O programa do Movimento é fruto de uma atitude reflectida, sensata e realista
Observámos, então:
"Destas suas palavras poder-se-á concluir que concorda, portanto, em princípio, com o programa do MFA?
Respondeu-nos o sr. dr. Sá Carneiro: - Já exprimi publicamente e reafirmo a minha plena adesão ao programa das Forças Armadas, tal como se encontra redigido e foi publicado. Nem outra coisa era natural, visto que na parte política esse programa coincide totalmente com àquilo que eu e outros, enquanto deputados, defendemos na Assembleia Nacional. Nos outros aspectos, também, o programa merece-me inteira adesão. Parece-me ser ele fruto de uma atitude reflectida, sensata e realista, para que se possa instaurar efectivamente entre nós um regime de democracia política e social, o que supõe evidente a democratização económica também. E, por isso, adiro totalmente ao programa.
O sr. dr. admite, realmente, que o futuro político do nosso país seja estruturado em bases assentes na Democracia, como deixa antever através dessas palavras?
Exactamente. Acho isso mesmo indispensável e foi esse o objectivo do MFA. Daí a minha adesão ao programa.
Um outro ponto, que se nos afigura fundamental a este depoimento pusemos, depois, ao nosso entrevistado:
Corre com insistência que o dr. Sá Carneiro teria sido, ou poderia vir a ser, convidado para membro do futuro Governo. O que há de verdade sobre isso?

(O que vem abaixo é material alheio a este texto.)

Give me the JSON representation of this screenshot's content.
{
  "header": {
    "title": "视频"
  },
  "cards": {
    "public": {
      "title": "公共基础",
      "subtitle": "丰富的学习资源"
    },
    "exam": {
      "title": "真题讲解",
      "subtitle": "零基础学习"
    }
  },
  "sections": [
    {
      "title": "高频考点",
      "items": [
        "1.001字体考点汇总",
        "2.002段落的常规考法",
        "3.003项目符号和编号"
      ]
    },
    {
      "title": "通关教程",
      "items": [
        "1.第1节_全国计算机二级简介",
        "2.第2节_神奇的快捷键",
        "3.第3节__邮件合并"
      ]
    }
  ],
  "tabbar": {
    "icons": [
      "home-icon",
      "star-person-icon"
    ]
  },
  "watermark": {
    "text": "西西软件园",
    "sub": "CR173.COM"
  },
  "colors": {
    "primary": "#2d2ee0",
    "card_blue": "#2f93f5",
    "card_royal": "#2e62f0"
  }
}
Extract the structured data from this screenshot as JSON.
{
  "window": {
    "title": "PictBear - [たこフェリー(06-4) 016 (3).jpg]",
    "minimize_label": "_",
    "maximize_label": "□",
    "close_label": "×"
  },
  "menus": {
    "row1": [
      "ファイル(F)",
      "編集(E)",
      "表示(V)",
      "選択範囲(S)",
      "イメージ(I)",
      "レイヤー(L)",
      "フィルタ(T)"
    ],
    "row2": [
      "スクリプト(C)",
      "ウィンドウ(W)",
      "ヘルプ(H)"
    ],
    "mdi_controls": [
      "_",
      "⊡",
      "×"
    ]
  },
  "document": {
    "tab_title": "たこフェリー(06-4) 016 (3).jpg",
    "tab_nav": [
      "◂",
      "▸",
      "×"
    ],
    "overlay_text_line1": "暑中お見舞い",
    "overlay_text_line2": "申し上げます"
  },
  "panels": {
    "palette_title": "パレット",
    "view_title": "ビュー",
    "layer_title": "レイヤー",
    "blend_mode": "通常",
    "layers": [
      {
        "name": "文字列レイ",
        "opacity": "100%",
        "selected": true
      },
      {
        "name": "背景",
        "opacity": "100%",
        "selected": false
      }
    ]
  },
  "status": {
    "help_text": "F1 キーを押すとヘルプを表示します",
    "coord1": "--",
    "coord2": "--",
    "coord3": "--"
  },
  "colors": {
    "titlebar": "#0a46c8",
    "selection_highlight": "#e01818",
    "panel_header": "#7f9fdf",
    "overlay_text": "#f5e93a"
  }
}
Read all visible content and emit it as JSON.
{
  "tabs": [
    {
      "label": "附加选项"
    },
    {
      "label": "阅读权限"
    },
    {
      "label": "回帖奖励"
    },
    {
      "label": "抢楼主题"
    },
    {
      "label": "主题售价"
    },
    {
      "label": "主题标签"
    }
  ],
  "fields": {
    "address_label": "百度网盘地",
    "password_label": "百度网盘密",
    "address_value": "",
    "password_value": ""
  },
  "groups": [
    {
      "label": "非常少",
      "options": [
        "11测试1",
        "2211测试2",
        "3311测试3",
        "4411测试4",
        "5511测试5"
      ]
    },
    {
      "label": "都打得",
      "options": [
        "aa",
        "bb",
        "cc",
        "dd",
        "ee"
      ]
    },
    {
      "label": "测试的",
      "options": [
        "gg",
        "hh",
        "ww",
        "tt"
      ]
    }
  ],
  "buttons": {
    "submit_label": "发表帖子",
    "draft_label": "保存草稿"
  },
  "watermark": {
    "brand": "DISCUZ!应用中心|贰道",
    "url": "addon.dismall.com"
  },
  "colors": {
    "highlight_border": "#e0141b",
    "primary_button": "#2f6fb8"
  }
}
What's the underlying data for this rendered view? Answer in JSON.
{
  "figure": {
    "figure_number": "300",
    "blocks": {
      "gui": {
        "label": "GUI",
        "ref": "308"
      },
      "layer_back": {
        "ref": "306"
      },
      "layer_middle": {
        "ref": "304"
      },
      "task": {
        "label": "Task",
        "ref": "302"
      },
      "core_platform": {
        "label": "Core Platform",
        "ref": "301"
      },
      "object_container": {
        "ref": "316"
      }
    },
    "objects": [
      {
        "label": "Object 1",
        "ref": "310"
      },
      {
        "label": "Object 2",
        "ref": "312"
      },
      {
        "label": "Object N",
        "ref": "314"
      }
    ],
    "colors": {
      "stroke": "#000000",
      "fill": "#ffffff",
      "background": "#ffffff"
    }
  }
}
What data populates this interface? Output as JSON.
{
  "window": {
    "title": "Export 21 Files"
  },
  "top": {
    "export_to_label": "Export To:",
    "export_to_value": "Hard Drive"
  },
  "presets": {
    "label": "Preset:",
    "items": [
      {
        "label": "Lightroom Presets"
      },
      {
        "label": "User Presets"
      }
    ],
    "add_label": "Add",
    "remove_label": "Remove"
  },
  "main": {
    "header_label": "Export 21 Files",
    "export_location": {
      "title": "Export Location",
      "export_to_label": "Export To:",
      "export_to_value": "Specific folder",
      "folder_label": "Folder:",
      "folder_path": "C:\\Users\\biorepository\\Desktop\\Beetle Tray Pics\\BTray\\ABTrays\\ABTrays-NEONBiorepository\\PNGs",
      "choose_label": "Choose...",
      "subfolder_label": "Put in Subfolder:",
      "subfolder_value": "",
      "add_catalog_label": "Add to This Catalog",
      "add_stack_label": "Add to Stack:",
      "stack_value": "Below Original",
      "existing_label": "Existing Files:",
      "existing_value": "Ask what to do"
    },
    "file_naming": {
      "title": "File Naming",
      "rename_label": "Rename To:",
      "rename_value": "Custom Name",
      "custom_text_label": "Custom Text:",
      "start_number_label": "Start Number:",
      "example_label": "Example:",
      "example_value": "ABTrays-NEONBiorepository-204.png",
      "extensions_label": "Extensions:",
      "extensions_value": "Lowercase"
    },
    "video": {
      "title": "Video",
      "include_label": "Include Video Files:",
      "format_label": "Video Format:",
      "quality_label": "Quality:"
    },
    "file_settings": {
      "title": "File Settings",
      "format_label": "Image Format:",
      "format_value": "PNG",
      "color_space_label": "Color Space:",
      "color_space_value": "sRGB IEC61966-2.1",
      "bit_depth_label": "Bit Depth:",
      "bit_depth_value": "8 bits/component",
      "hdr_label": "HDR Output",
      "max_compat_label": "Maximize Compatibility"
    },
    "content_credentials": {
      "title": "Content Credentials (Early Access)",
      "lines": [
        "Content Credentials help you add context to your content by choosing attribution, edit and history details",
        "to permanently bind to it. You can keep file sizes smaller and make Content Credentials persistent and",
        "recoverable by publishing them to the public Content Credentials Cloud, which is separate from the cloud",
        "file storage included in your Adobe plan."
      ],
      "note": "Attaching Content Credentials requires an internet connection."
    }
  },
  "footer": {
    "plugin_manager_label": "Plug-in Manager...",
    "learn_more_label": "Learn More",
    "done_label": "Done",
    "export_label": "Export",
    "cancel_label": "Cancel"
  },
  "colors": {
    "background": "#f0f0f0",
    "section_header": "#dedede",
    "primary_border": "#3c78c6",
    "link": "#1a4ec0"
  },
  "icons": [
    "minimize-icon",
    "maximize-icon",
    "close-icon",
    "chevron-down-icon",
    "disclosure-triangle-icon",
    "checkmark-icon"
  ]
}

Se poderei vir a ser ou não convidado para membro do futuro Governo Provisório, não sei. Só o saberá a pessoa que vier a formular o convite. Até este momento - e como disse - não houve qualquer convite para ingressar no futuro elenco do Governo Provisório. Não sei se ele foi ou não dirigido a outras pessoas, mas, quanto a mim, é o que posso dizer.